Halo_ First Strike - Eric S. Nylund [3]
The Pelican's aft section had been stripped of the padded crash seats that usually lined the section's port and starboard sides. The life-support generators on the firewall between passenger and pilot's compartment had also been discarded to make room. Under other circumstances, such modifications would have left the Pelican's troop bay unusually cavernous. Every square centimeter of space, however, was occupied.
Twenty-seven Spartans braced themselves and clung to the frame of the ship; they crouched in their MJOLNIR armor to absorb the shock of their rapid descent. Their armor was half a ton of black alloy, faintly luminous green ceramic plates, and winking energy shield emitters. Polarized visors and full helmets made them look part Greek hero and part tank—more machine than human. At their feet equipment bags and ammunition boxes were lashed in place. Everything rattled as the ship jostled through the increasingly dense air.
Fred hit the COM and barked: "Brace yourselves!" The ship lurched, and he struggled to keep his footing.
SPARTAN-087, Kelly, moved nearer and opened a frequency. "Chief, we'll get that COM malfunction squared away after we hit planetside," she said.
Fred winced when he realized that he'd just broadcast on FLEETCOM 7: He'd spammed every ship in range. Damn it.
He opened a private channel to Kelly. "Thanks," he said. Her reply was a subtle nod.
He knew better than to make such a simple mistake—and as his second in command, Kelly was rattled by his mistake with the COM, too. He needed her rock-solid. He needed all of Red Team frosty and wired tight.
Which meant that he needed to make sure he held it together. No more mistakes.
He checked the squad's biomonitors. They showed all green on his heads-up display, with pulse rates only marginally accelerated. The dropship's pilot was a different story. Mitchell's heart fired like an assault rifle.

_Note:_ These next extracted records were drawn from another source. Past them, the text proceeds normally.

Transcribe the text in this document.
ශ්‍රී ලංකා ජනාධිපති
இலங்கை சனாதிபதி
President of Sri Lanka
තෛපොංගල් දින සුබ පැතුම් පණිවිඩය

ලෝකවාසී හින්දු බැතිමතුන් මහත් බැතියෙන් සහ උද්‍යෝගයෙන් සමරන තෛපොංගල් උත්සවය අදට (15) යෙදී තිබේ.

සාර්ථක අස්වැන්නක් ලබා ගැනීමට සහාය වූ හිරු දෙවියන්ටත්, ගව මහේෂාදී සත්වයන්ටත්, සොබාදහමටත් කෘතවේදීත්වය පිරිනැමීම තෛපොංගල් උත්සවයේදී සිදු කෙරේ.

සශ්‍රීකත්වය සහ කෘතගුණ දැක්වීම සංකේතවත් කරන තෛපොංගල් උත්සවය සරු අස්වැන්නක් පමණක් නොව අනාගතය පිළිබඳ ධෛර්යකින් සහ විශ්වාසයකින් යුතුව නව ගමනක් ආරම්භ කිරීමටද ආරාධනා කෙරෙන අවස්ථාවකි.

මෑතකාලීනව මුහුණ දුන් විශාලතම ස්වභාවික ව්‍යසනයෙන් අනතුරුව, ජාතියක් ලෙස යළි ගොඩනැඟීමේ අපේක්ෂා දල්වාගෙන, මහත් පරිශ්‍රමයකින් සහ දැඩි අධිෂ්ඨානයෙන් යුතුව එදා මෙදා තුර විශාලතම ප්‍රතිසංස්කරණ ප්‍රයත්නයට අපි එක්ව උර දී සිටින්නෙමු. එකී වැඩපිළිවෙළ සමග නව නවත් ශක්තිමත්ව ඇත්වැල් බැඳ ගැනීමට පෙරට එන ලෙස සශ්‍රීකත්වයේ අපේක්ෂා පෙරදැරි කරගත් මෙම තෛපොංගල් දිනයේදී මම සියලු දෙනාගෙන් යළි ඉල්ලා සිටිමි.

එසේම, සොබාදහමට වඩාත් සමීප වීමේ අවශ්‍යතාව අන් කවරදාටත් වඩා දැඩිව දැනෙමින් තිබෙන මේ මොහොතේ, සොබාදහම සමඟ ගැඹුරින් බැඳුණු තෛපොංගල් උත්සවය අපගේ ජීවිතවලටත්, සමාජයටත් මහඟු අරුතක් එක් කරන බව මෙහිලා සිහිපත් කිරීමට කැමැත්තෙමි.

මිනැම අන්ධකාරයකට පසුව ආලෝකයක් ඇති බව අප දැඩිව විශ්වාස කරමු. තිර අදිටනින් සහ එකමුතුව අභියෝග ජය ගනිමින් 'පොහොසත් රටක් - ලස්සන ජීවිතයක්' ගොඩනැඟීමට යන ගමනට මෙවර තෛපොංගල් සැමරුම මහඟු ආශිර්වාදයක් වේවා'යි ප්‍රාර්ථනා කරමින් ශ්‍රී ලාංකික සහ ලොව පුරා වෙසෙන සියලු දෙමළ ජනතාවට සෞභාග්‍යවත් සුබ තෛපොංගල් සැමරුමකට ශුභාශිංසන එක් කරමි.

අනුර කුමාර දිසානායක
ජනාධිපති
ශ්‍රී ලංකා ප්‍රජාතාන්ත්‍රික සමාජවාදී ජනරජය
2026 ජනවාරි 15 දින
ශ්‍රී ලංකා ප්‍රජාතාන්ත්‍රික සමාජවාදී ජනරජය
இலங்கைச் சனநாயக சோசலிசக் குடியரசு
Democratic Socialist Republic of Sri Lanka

Any problems with Red Team weren't physical; the biomonitors confirmed that much. Spartans were used to tough missions; UNSC High Command never sent them on any "easy" jobs.
Their job this time was to get groundside and protect the generators that powered the orbiting Magnetic Accelerator Cannon platforms. The fleet was getting ripped to shreds in space. The massive MAC guns were the only thing keeping the Covenant from overrunning their lines and taking Reach.
Fred knew that if anything had Kelly and the other Spartans rattled, it was leaving behind the Master Chief and his handpicked Blue Team.
Fred would have infinitely preferred to be with Blue Team. He knew every Spartan here felt like they were taking the easy way out. If the ship-jockeys managed to hold off the Covenant assault wave, Red Team's mission was a milk run, albeit a necessary one.
Kelly's hand bumped into Fred's shoulder, and he recognized it as a consoling gesture. Kelly's razor-edged agility was multiplied fivefold by the reactive circuits in her MJOLNIR armor. She wouldn't have "accidentally" touched him unless she meant it, and the gesture spoke volumes.
Before he could say anything to her, the Pelican angled and gravity settled the Spartans' stomachs.
"Rough ride ahead," the pilot warned.
The Spartans bent their knees as the Pelican rolled into a tight turn. A crate broke its retaining straps, bounced, and stuck to the wall.
The COM channel blasted static and resolved into the voice of the Longsword's pilot: "Bravo Two-Six, engaging enemy fighters. Am taking heavy incoming fire—" The channel was abruptly swallowed in static.
An explosion buffeted the Pelican, and bits of metal pinged off its thick hull.
Patches of armor heated and bubbled away. Energy blasts flashed through the boiling metal, filling the interior with fumes for a split second before the ship's pressurized atmosphere blew the haze out the gash in its side.
Sunlight streamed though the lacerated Titanium-A armor.